Sekara Mafisa’s report says the ministry abruptly changed polices, failed to properly screen candidates for the scheme and did not thoroughly supervise the programme.
Mafisa issued the report after some farmers had complained about the ministry’s management of the scheme.
The farmers complained that the ministry had not paid them for the equipment they hired out to other farmers under the programme.
The report says the ministry did not have clear criteria to vet the potential beneficiaries of the programme.
Because the screening was fraught with inconsistencies some farmers who had neither equipment nor the expertise ended up getting loans which they later failed to repay, it says.
The failure to repay the loans left the scheme in disarray, the report says.
Since the inception of the programme in the 2006/2007 cropping season, the report claims, the Ministry of Agriculture and Food Security has shifted from the screening criteria.
“(The ministry) has failed to vigorously and faithfully apply the screening criteria,” the report says.
It adds that there were instances where farmers lied about the machinery they possessed “when they registered their equipment” to qualify for the loans.
“Their position only emerged only when claims of operation were filed whereby farmers made claims for categories of equipment they had not registered,” the report says.
The report takes a swipe at ministry for failing to “give guidance as to how credit worthiness and capabilities were to be determined”.
“The savingram does not give the addressees the measuring rod by which to gauge the presence or absence of the said requirements so that they could determine their individual positions,” it reads.
The report again blasts the Ministry of Agriculture and Food Security for failing to make “an inspection of the property/machinery the registered farmer said he had”.

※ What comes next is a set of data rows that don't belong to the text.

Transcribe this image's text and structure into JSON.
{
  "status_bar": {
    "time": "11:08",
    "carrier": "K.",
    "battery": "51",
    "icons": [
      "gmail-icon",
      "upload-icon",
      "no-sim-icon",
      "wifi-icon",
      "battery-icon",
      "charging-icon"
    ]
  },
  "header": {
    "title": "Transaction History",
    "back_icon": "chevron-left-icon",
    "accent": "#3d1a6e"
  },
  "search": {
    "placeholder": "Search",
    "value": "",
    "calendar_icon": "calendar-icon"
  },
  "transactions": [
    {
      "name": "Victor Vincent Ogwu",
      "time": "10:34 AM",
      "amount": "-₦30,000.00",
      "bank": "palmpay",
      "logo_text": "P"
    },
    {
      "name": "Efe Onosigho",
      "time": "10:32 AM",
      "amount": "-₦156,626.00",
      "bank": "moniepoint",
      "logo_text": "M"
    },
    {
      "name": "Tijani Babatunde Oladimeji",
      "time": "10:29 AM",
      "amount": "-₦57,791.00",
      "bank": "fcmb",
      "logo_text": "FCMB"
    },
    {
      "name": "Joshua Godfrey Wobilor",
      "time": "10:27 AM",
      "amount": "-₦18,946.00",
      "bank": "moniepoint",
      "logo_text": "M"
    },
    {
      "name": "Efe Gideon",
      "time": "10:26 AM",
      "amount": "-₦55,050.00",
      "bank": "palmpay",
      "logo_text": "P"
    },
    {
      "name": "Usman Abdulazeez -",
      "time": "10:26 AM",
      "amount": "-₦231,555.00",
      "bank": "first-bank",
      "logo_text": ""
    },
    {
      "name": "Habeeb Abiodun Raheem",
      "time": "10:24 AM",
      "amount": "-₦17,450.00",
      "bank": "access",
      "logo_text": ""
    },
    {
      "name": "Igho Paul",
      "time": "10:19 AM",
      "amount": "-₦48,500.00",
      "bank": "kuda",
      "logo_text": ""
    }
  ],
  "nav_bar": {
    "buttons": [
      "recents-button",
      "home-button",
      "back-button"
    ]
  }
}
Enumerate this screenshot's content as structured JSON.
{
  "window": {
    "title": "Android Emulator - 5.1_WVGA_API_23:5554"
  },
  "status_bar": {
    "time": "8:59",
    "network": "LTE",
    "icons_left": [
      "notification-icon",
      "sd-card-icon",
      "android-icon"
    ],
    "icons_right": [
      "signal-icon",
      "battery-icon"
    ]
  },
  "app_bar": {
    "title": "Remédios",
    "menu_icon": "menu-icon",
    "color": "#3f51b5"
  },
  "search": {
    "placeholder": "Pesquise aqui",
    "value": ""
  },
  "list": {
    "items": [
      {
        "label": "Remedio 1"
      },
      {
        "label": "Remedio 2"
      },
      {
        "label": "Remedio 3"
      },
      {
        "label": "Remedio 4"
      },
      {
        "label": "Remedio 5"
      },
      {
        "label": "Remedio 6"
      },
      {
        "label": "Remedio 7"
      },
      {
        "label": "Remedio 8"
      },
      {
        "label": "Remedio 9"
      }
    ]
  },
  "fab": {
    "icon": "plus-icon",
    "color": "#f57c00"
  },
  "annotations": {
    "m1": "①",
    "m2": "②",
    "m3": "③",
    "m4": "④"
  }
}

“Had these efforts been made, (the ministry) would have obviated the disappointments and frustrations farmers experienced,” claims the report.
“This omission constituted a neglect of duty on the part of (the ministry).”
The agriculture ministry should have made a joint effort to carry out awareness campaigns among field owners (block farmers) who still needed to fully come to grips with “the implications of block farming on them”, the report adds.
“Field owners should fully understand the risks taken by farmers by participating in block farming,” it says.
This in essence, the reports suggests, means that difficulties encountered by farmers were due to failure by the ministry to “offer training to farmers admitted into the programme”.
It justifies its position by maintaining that a good number of participants lacked the requisite understanding of block farming as it was a “fairly new concept in Lesotho”.
It also criticises public gatherings held by the Ministry of Agriculture and Food Security to introduce the programme as insufficient as they could not be “a substitute for proper training”.